Foi meu pai que um dia propôs sociedade com uma das tecelagens que ele tinha. Propôs que eu vendesse meu carro, um gol que eu gostava muito, para comprarmos mais alguns teares e eu ficaria de sócio na empresa. Não tive coragem e talvez tenha perdido ali uma oportunidade de crescer na vida. Um gol que perdi.

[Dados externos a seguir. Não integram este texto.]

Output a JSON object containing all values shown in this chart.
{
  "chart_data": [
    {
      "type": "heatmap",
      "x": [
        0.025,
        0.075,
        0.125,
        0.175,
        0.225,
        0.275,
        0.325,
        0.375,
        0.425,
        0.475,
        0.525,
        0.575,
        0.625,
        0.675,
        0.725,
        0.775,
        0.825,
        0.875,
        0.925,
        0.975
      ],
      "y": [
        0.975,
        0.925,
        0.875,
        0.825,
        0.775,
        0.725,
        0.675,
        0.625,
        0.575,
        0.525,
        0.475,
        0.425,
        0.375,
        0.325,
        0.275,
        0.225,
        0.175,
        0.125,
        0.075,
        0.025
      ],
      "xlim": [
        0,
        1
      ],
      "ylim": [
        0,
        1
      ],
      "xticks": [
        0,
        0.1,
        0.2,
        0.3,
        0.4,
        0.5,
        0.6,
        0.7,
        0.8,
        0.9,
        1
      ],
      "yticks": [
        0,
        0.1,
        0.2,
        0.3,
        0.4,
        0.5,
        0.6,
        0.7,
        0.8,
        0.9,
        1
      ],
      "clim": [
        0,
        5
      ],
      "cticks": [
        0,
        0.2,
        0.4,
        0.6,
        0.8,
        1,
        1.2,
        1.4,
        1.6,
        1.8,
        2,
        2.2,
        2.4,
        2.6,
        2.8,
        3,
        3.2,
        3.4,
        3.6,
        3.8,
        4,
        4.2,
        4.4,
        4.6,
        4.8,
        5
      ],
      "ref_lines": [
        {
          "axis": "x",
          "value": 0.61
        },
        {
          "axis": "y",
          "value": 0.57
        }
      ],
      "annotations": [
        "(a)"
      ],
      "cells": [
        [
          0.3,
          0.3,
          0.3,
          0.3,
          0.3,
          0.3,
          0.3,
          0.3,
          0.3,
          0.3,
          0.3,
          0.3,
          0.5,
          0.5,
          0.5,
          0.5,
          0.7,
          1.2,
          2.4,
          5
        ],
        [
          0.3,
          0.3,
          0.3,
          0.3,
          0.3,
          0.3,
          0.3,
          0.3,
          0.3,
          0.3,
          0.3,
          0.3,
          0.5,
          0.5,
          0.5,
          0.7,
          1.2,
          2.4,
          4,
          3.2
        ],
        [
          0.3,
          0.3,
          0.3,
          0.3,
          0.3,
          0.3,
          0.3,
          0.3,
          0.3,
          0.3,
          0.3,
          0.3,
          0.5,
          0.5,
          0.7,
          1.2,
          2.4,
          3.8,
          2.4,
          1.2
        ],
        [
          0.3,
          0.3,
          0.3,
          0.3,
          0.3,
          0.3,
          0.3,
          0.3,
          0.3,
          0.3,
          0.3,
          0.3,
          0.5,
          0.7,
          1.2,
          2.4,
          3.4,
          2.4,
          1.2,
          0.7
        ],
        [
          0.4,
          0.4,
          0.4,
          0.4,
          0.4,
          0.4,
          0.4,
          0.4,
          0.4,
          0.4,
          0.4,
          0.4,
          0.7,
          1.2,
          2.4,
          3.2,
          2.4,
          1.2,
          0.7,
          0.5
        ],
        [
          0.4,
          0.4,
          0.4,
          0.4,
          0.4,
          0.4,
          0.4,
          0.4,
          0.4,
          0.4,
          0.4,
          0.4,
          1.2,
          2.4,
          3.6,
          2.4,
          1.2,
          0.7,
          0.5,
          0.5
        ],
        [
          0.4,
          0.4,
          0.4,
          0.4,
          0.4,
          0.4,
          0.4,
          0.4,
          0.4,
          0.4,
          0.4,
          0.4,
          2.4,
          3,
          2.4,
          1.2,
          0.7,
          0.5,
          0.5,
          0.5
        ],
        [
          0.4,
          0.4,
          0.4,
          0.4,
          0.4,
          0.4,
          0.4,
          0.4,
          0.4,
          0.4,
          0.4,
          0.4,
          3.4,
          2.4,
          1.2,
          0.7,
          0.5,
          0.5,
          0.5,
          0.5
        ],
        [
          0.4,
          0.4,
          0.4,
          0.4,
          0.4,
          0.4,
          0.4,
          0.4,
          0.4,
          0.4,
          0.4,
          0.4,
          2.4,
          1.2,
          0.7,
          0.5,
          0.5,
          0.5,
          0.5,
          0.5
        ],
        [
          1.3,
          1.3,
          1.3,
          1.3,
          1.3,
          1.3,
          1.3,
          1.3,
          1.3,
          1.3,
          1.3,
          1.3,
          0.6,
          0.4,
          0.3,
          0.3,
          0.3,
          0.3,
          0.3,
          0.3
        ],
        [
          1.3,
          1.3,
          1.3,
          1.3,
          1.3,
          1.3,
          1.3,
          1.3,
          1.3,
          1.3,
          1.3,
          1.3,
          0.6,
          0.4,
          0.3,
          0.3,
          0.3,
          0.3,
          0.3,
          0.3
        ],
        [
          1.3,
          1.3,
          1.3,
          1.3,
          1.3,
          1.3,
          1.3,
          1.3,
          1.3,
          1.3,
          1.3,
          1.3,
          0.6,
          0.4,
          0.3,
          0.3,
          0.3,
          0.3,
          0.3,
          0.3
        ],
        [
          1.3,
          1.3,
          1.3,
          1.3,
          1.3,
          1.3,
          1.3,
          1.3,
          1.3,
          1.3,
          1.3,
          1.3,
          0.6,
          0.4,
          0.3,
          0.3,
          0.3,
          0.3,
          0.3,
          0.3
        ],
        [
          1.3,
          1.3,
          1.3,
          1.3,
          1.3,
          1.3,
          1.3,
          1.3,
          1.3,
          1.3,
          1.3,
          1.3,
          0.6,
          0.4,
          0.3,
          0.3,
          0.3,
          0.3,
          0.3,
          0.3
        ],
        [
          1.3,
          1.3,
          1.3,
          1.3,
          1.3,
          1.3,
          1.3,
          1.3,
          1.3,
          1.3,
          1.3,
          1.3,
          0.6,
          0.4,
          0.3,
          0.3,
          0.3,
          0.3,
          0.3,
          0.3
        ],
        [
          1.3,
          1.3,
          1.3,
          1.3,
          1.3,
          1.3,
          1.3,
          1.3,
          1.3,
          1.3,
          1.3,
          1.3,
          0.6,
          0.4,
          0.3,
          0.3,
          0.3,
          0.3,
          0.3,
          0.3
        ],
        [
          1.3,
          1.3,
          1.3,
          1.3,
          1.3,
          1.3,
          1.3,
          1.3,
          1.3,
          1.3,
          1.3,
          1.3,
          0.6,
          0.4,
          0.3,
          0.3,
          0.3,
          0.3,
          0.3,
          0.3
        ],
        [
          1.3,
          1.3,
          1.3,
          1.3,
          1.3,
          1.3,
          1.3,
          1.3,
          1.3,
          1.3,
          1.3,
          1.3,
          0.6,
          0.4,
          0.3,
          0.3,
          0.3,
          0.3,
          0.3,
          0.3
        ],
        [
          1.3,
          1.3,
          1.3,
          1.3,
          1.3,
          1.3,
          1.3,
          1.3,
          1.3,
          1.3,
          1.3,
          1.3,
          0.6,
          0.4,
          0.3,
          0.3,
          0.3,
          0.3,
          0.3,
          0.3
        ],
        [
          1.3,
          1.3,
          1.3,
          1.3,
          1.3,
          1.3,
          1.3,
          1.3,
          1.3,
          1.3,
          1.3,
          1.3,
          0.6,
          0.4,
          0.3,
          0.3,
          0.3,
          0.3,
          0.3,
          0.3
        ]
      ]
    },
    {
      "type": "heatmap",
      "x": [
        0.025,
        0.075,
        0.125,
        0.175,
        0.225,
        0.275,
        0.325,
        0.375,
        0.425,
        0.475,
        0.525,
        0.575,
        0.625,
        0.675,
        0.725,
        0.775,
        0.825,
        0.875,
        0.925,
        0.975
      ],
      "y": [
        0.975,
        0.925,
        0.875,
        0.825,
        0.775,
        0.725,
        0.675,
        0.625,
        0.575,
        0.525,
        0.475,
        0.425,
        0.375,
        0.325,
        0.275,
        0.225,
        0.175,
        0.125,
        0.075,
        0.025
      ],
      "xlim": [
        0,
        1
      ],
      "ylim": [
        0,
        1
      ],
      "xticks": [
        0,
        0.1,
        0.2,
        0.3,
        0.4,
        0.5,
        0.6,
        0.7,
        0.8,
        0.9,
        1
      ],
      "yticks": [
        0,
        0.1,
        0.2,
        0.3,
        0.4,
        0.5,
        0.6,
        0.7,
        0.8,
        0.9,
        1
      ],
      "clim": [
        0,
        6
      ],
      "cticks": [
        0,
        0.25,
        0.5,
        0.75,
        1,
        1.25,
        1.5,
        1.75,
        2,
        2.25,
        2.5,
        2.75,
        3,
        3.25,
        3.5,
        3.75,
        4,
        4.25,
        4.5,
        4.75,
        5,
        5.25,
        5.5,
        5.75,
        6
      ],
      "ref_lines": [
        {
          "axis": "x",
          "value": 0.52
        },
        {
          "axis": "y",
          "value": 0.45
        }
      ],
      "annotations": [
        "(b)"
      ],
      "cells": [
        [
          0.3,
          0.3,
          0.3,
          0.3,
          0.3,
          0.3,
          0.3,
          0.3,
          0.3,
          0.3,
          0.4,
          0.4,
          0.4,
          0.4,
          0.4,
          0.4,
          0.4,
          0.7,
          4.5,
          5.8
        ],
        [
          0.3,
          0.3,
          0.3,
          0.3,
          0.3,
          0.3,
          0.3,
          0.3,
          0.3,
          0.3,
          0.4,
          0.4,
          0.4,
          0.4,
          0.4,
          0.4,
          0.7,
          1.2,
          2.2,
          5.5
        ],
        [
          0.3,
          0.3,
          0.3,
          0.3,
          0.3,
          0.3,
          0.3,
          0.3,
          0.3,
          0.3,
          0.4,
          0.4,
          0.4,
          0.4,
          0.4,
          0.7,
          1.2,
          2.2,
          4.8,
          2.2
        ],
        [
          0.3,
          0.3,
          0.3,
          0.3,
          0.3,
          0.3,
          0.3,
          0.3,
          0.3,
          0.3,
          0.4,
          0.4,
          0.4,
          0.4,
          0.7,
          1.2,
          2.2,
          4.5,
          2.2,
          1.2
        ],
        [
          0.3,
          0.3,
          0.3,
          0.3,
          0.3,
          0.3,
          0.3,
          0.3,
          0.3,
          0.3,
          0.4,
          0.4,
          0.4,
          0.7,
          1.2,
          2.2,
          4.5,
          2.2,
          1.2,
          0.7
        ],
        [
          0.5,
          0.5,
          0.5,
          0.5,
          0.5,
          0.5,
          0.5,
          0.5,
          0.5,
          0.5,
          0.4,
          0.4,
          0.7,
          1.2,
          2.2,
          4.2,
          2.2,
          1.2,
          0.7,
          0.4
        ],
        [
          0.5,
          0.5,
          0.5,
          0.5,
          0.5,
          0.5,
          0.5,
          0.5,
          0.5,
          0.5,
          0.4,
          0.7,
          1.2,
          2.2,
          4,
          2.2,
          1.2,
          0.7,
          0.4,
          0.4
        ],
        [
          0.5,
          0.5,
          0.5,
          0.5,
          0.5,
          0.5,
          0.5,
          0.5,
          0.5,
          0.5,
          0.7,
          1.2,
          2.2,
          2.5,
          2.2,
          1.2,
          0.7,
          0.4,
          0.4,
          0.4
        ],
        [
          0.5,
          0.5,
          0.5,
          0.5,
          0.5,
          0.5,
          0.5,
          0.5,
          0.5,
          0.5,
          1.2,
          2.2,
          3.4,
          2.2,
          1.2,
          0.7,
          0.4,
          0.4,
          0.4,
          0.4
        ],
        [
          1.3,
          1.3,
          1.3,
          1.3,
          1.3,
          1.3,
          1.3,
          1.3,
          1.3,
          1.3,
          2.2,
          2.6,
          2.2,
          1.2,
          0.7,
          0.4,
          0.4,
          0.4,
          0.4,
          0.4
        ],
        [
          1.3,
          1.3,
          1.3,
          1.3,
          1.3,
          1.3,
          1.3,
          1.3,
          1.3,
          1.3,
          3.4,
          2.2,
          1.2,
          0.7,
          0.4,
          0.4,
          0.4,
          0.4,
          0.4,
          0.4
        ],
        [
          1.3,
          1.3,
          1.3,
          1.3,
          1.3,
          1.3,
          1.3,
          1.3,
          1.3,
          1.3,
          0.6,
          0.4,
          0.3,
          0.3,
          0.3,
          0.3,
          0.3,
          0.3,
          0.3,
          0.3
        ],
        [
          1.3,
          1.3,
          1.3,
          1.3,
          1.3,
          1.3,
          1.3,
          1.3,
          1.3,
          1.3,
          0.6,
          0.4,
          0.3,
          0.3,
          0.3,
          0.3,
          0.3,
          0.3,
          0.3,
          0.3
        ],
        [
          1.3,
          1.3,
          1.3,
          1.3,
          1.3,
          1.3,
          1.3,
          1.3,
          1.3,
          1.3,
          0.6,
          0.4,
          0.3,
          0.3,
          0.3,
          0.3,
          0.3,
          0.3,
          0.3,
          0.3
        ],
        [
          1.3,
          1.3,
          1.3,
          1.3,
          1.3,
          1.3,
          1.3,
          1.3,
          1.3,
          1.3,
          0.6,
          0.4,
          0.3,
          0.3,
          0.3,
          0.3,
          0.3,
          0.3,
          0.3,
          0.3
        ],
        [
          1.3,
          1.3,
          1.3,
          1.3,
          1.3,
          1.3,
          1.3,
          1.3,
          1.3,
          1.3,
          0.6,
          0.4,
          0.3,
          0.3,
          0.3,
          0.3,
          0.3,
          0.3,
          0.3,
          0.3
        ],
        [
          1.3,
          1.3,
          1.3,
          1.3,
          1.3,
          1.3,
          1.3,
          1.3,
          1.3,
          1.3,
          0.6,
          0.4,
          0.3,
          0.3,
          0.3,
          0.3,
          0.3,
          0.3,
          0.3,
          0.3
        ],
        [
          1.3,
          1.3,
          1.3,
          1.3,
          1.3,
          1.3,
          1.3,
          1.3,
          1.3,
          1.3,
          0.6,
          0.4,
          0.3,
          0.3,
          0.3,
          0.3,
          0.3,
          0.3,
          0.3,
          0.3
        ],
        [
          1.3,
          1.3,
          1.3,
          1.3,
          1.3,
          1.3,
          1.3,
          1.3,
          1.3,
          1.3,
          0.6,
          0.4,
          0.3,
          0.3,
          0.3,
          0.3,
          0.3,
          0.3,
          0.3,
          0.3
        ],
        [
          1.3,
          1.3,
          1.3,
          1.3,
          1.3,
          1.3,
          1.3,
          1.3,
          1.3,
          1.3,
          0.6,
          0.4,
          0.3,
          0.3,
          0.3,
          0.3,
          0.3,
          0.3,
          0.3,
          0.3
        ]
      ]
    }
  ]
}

Meu pai que muito se alegrava e se orgulhava de outros gols que marquei: meu casamento, o nascimento dos netos, o livro que publiquei (e que soube que estava na estante da sala da casa dele até os dias de hoje), a casa que estou residindo. Meu pai que me ensinou a andar de bicicleta, que me ensinou a dirigir um FIAT 147, que me ensinou a me barbear, que me orientou sexualmente, que me ensinou a fazer o nó de espulador. Meu pai que era meu único confidente, com quem eu conseguia forças para externar meus problemas, minhas angústias, minhas dúvidas e de quem sempre recebia uma palavra de sabedoria, um conselho valioso.
Meu pai que no leito de enfermidade conseguiu reunir os 5 filhos como nunca estiveram unidos. Que emocionou os médicos por sua força e vontade de viver. Que levou esses médicos às lágrimas e alguns a temer mais a Deus. Meu pai que me deu um último conselho valioso: procure um bom médico, faça todos os exames regularmente para que você não chegue nesse estado tão cedo. Meu pai que pediu para que eu cuidasse do irmão caçula. E que, por ironia de Deus, foram eu e ele os últimos a estarem com ele naquela UTI, ele já em coma, mas certamente nos ouvindo em suas últimas 5 horas de vida.
Meu pai que eu poderia ter curtido mais. Meu pai nunca ausente, mesmo 28 anos depois dele ter saído de casa. Meu pai que eu teria ter estado mais presente. Meu pai que me ensinou a jogar botão. Meu pai que soube jogar como ninguém o jogo da vida.